"There was no mistaking the loud blast Tuesday afternoon just outside Zangabad village, a known Taleban haunt in Kandahar. It was another improvised explosive device." So starts a piece from the Canadian National Post, but the good news is in the headline: "Three Canadian soldiers survive IED blast".
"No one was killed this time," the piece continues, "but it was the worst way possible for three Canadians soldiers from an explosives ordnance unit to find the IED." They hit the device while moving towards Zangabad in their Cougar – one of five acquired recently by the Canadian Army.
The explosives, we learn, were apparently tucked underneath a culvert, just 400 yards or so from an Afghan National Police substation. The Cougar was tossed sideways and the culvert partially destroyed. No one was seriously hurt. Two of the soldiers received minor injuries but all three were able to walk away from the incident. "The vehicle did its job," said spokeswoman Capt. Josee Bilodeau.
Compare and contrast with the experience of the British Army, most notably the incident reported on 21 January which, at the time, we thought might have been a Pinzgauer Vector – yet another example of this death-trap which failed to protect its crew.
As it turns out – from a devastatingly sad piece in The Sunday Mirror - the vehicle was definitely a Pinzgauer but not the armoured Vector version – not that the armour would have made any difference.
The information came not from the MoD but from Rupert Hamer, the Sunday Mirror’s defence correspondent, describing the circumstances of the death of Corporal Darryl Gardiner.
What had confused us initially was the report that there had been one death and five injuries, six all told in the incident. Since the standard 710 model 4x4 Pinzgauer truck normally carries a crew of three on patrol, it seemed more likely that a Vector, used as personnel transport, might be involved.

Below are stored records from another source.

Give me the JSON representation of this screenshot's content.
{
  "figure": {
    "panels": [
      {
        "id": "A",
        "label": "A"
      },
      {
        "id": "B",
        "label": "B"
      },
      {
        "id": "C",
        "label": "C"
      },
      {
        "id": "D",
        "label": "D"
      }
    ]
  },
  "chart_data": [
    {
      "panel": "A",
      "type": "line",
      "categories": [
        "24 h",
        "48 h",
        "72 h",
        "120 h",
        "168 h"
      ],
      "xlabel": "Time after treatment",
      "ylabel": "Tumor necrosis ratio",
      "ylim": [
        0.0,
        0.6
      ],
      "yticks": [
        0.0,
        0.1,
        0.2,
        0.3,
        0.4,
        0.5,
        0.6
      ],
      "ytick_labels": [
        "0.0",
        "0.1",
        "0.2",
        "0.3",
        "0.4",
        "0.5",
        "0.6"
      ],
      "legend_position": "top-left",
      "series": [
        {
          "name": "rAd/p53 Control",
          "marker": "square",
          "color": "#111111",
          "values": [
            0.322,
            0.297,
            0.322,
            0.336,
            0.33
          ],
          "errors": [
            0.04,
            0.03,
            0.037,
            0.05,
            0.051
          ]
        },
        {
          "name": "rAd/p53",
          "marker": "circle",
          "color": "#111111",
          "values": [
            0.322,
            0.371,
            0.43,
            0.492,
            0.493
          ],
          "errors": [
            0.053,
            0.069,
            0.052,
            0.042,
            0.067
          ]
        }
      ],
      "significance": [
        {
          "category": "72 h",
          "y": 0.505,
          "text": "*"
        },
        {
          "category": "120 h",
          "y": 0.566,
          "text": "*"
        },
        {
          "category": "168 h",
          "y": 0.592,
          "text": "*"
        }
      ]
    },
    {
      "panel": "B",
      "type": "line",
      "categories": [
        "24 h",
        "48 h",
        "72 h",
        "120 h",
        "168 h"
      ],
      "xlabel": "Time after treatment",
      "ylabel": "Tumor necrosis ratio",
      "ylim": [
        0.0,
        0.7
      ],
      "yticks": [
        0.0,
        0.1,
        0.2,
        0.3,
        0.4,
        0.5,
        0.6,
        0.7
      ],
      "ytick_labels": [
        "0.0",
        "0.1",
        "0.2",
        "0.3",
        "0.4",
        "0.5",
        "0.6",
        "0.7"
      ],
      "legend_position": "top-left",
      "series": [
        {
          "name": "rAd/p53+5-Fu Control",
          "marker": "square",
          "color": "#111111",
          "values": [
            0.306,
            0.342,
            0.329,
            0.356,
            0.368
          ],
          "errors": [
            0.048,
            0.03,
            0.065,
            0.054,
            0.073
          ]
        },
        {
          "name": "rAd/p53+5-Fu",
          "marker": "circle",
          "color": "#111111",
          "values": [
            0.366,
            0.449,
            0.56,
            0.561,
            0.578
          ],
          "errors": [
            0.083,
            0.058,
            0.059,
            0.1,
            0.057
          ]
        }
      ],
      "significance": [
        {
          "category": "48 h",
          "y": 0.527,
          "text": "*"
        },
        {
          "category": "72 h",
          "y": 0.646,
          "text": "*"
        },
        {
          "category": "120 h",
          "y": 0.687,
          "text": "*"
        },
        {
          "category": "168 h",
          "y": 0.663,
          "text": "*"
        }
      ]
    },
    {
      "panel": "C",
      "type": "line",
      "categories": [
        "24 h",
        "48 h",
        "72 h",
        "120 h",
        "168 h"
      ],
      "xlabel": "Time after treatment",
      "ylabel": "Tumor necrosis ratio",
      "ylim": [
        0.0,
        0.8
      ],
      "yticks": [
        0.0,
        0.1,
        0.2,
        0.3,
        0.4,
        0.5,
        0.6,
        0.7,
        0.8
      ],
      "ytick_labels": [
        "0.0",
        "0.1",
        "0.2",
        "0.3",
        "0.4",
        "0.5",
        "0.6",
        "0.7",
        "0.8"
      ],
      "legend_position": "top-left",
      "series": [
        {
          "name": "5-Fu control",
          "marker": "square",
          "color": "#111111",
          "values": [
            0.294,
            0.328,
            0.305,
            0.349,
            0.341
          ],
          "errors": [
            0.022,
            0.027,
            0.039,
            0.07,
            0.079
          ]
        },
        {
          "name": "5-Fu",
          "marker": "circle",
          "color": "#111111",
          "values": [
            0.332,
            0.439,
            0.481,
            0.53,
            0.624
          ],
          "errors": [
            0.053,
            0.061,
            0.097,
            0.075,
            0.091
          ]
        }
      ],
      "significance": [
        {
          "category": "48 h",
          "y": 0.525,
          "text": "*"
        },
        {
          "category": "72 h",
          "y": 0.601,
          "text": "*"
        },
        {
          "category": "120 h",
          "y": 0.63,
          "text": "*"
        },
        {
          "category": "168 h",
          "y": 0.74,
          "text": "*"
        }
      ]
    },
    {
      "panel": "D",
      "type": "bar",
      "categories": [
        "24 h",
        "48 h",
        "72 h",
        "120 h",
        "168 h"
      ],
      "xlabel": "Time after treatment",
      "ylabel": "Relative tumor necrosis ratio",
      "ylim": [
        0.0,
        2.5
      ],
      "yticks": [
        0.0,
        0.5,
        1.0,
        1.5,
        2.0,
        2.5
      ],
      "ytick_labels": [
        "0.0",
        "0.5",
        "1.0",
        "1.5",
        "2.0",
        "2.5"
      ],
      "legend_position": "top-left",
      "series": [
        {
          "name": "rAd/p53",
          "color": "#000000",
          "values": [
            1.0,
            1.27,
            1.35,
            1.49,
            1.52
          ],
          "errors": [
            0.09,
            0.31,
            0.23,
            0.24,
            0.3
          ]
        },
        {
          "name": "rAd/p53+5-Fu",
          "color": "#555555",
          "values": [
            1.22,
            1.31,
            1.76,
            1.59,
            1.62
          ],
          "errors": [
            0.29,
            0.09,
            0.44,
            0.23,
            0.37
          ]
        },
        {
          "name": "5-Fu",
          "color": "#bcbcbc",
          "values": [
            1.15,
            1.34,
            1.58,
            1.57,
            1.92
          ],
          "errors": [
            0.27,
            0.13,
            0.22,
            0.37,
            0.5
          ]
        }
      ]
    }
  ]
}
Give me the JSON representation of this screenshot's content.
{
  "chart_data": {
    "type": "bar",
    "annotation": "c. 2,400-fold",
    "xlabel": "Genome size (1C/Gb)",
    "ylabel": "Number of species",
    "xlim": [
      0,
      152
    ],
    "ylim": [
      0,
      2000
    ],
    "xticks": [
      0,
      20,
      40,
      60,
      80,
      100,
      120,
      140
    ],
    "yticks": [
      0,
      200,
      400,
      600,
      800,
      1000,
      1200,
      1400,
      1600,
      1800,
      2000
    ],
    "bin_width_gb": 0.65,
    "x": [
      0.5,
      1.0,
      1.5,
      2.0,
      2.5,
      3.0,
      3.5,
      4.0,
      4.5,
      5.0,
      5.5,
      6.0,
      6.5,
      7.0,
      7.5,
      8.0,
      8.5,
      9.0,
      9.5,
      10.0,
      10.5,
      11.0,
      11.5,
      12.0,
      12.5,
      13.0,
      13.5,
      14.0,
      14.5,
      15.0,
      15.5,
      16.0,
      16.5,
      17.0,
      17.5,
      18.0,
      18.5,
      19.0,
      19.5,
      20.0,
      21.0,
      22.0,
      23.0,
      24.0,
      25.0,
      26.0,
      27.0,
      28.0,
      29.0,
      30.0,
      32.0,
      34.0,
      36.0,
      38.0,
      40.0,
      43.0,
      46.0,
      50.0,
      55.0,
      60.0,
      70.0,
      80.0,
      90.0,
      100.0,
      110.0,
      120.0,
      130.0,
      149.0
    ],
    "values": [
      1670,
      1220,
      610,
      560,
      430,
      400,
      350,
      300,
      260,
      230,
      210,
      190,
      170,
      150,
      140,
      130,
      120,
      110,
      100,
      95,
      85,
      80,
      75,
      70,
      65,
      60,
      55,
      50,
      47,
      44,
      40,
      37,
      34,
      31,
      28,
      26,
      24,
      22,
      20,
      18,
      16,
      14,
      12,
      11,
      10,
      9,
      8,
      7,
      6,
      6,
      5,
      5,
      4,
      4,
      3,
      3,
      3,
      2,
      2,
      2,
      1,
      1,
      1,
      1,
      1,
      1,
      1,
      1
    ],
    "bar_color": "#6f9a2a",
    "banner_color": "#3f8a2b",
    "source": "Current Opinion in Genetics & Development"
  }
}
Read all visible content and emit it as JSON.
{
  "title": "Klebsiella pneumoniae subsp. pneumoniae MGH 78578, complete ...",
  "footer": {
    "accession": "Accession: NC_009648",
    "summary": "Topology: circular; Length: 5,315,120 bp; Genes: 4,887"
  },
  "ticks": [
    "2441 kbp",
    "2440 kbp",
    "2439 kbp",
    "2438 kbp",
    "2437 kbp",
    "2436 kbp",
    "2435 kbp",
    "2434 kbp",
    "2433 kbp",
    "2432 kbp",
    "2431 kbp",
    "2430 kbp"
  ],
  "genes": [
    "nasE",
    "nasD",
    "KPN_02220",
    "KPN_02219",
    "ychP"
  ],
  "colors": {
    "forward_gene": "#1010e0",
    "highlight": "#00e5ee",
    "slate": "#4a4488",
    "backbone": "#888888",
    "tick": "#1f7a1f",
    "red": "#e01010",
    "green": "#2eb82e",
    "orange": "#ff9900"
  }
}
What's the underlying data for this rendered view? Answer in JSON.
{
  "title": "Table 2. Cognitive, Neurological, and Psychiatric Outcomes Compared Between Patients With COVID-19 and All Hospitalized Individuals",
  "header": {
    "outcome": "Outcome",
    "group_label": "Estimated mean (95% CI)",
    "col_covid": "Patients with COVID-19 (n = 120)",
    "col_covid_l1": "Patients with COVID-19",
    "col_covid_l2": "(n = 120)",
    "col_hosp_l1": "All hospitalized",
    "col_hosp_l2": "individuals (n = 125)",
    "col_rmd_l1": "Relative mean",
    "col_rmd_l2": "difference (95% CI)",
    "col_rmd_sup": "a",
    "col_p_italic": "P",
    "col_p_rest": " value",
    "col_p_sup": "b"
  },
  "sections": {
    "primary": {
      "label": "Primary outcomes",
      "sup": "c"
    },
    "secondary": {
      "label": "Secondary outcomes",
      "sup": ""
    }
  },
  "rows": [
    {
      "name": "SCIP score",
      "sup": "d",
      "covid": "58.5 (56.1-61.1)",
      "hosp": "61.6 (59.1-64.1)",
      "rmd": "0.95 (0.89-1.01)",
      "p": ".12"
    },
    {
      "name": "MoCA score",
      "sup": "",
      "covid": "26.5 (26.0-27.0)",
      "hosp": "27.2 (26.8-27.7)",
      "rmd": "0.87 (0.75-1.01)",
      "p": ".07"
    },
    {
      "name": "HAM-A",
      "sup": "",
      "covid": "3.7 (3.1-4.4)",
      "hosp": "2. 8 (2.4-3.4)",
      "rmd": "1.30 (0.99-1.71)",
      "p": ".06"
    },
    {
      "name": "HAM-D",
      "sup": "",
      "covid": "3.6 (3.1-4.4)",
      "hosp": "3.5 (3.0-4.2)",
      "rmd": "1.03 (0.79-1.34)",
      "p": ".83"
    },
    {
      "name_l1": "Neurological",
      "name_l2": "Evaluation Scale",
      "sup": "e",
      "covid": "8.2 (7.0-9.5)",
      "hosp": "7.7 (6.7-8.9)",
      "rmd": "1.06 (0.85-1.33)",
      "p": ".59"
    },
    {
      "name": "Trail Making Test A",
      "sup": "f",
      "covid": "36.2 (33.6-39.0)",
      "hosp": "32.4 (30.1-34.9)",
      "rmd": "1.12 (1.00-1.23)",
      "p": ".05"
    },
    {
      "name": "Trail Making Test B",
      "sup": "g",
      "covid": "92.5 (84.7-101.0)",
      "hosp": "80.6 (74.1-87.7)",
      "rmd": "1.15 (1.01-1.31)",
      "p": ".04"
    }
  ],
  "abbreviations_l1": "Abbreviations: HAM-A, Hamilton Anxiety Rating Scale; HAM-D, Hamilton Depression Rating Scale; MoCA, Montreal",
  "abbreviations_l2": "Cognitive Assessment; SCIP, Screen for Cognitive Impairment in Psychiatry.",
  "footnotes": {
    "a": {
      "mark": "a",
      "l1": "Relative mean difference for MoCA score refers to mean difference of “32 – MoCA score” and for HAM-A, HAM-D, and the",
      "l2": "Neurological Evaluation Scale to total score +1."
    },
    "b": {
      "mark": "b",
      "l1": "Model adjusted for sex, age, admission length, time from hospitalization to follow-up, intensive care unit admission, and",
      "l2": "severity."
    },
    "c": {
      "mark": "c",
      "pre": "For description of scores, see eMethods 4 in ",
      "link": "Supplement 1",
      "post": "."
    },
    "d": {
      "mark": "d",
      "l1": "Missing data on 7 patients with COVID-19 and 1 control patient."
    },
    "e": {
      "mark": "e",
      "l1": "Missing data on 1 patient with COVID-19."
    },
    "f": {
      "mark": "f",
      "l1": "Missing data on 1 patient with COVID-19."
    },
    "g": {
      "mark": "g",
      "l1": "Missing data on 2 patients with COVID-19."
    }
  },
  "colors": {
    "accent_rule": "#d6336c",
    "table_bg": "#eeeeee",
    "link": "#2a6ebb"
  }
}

However, the circumstances were more tragic and heroic than we imagined. Corporal Gardiner had died saving the life of a badly-wounded soldier, just over a mile from the town of Musa Qala.
Another vehicle – which we understand to have been a WIMIK Land Rover - from the same unit, the Brigade Recce Force, had been hit by a mine and Cpl. Gardiner had driven to the troops' rescue. He had then picked up a badly-wounded soldier and was ferrying him towards a waiting helicopter. About 100 yards short of the helicopter, the mine went off, killing him instantly.
Thus, there were two vehicles involved, not one, both suffering mine strikes, the Pinzgauer, presumably, having been carrying the survivors from the first, when it too was hit.
The day before, Trooper Jack Sadler had also been killed in a mine strike, while acting as a gunner in a WIMIK. Earlier in his tour, Gardiner had been involved in the suicide bomb incident on his convoy, from which all the crews had survived.
While the advocates of unarmoured, high-mobility patrol vehicles will argue that mines (and IEDs) are an unavoidable hazard, it is hard to believe that the crew of the Canadian Cougar would agree, and that – for want of the protection that the types such as the Cougar can offer – the death of Cpl Gardiner and the injury of five others, was anything other than avoidable.